Magnetic Particle Method Example (Generalized):
A sample of target microorganisms 212, which includes but is not restricted to bacteria, spores, and viruses, is added to a sample container such as an eppindorf tube.
A quantity of nanometer or micrometer sized super-paramagnetic (SPR) beads 310 attached to antibodies against the target microorganism 212 are added to the sample.
A quantity of Raman-active tags 100 attached to antibodies against the target microorganism 212 is added to the sample.
The sample is mixed and incubated at room temperature for a period of time.
The mixture is placed in a magnetic field. The magnetic field immobilizes the SPR particles 310, as well as the super-paramagnetic Raman-active complex 300 which comprises the SPR bead 310, the target 212, and Raman-active tags 100. The magnetic field immobilizes the SPR bead and the super-paramagnetic Raman-active complex 300 onto the wall of the tube 310.

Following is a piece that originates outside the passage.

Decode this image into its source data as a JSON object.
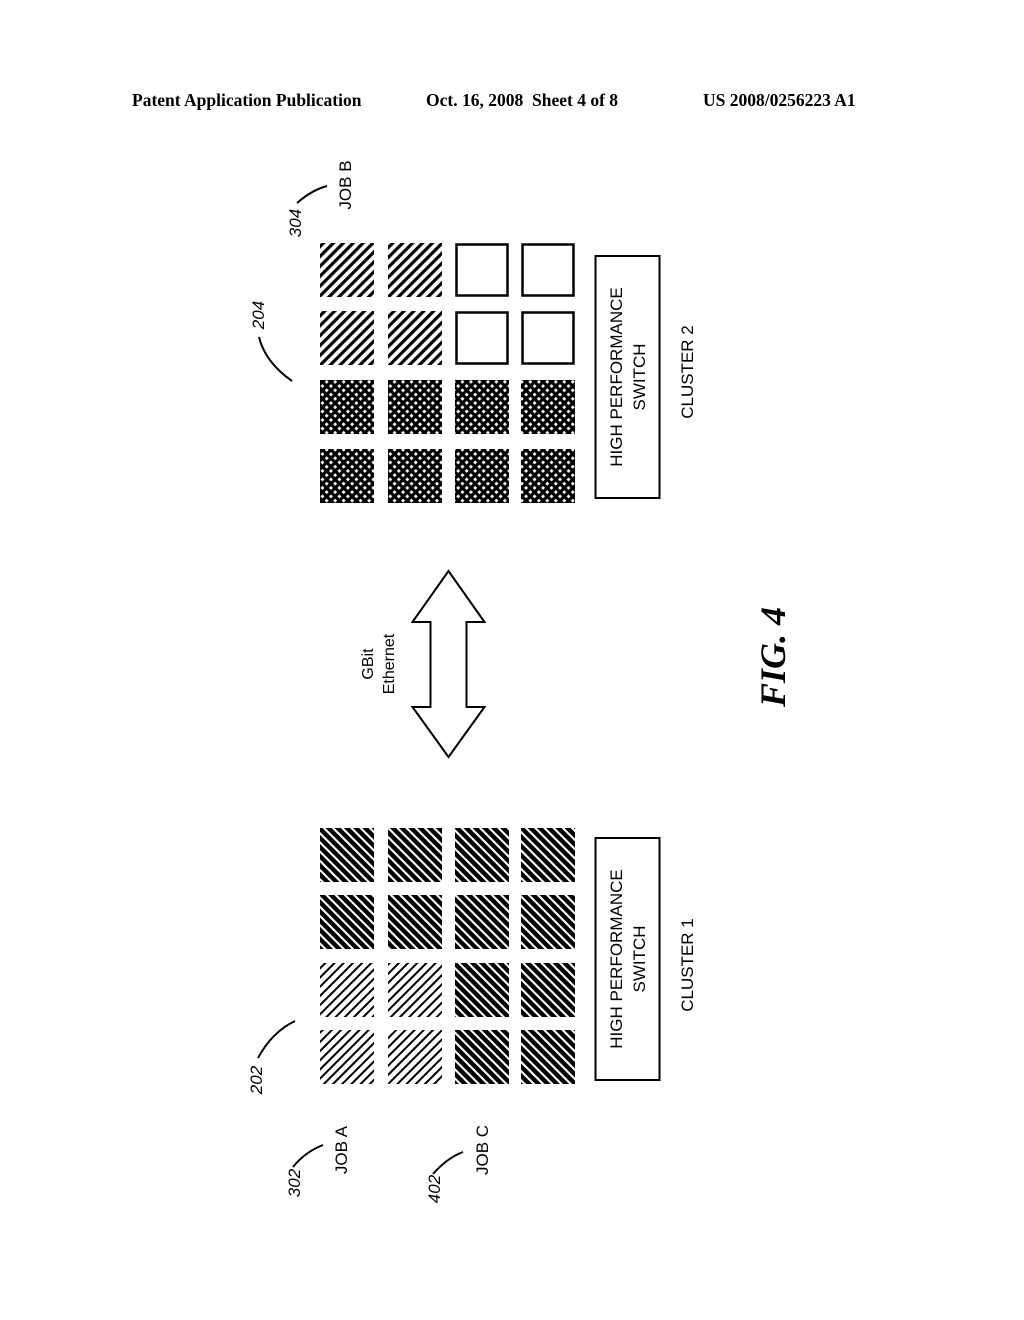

Unattached Raman-active tags and other components of the mixture remain in solution and are removed by washing.
After washing, the super-paragmagnetic Raman-active complex 300 (i.e. SPR-Target-Raman-active complexes) are removed from the magnetic field and resuspended in a small volume of buffer.
A portion of the buffer is then analyzed for the presence of a Raman-active signal.
Thus, Example 1 demonstrates how it is possible to use immuno-functionalized Raman-active tags 100 to detect the presence of a specific target organism 212. In these experiments, a Raman signal is only detected when the appropriate target organism 212 and Raman-active tags 100 immuno-functionalized for that specific target organism 212 to detect the presence of that specific target organism 212 are both present.
While the invention has been described in detail in connection with only a limited number of aspects, it should be readily understood that the invention is not limited to such disclosed aspects. Rather, the invention can be modified to incorporate any number of variations, alterations, substitutions or equivalent arrangements not heretofore described, but which are commensurate with the spirit and scope of the invention. Additionally, while various embodiments of the invention have been described, it is to be understood that aspects of the invention may include only some of the described embodiments. Accordingly, the invention is not to be seen as limited by the foregoing description, but is only limited by the scope of the appended claims.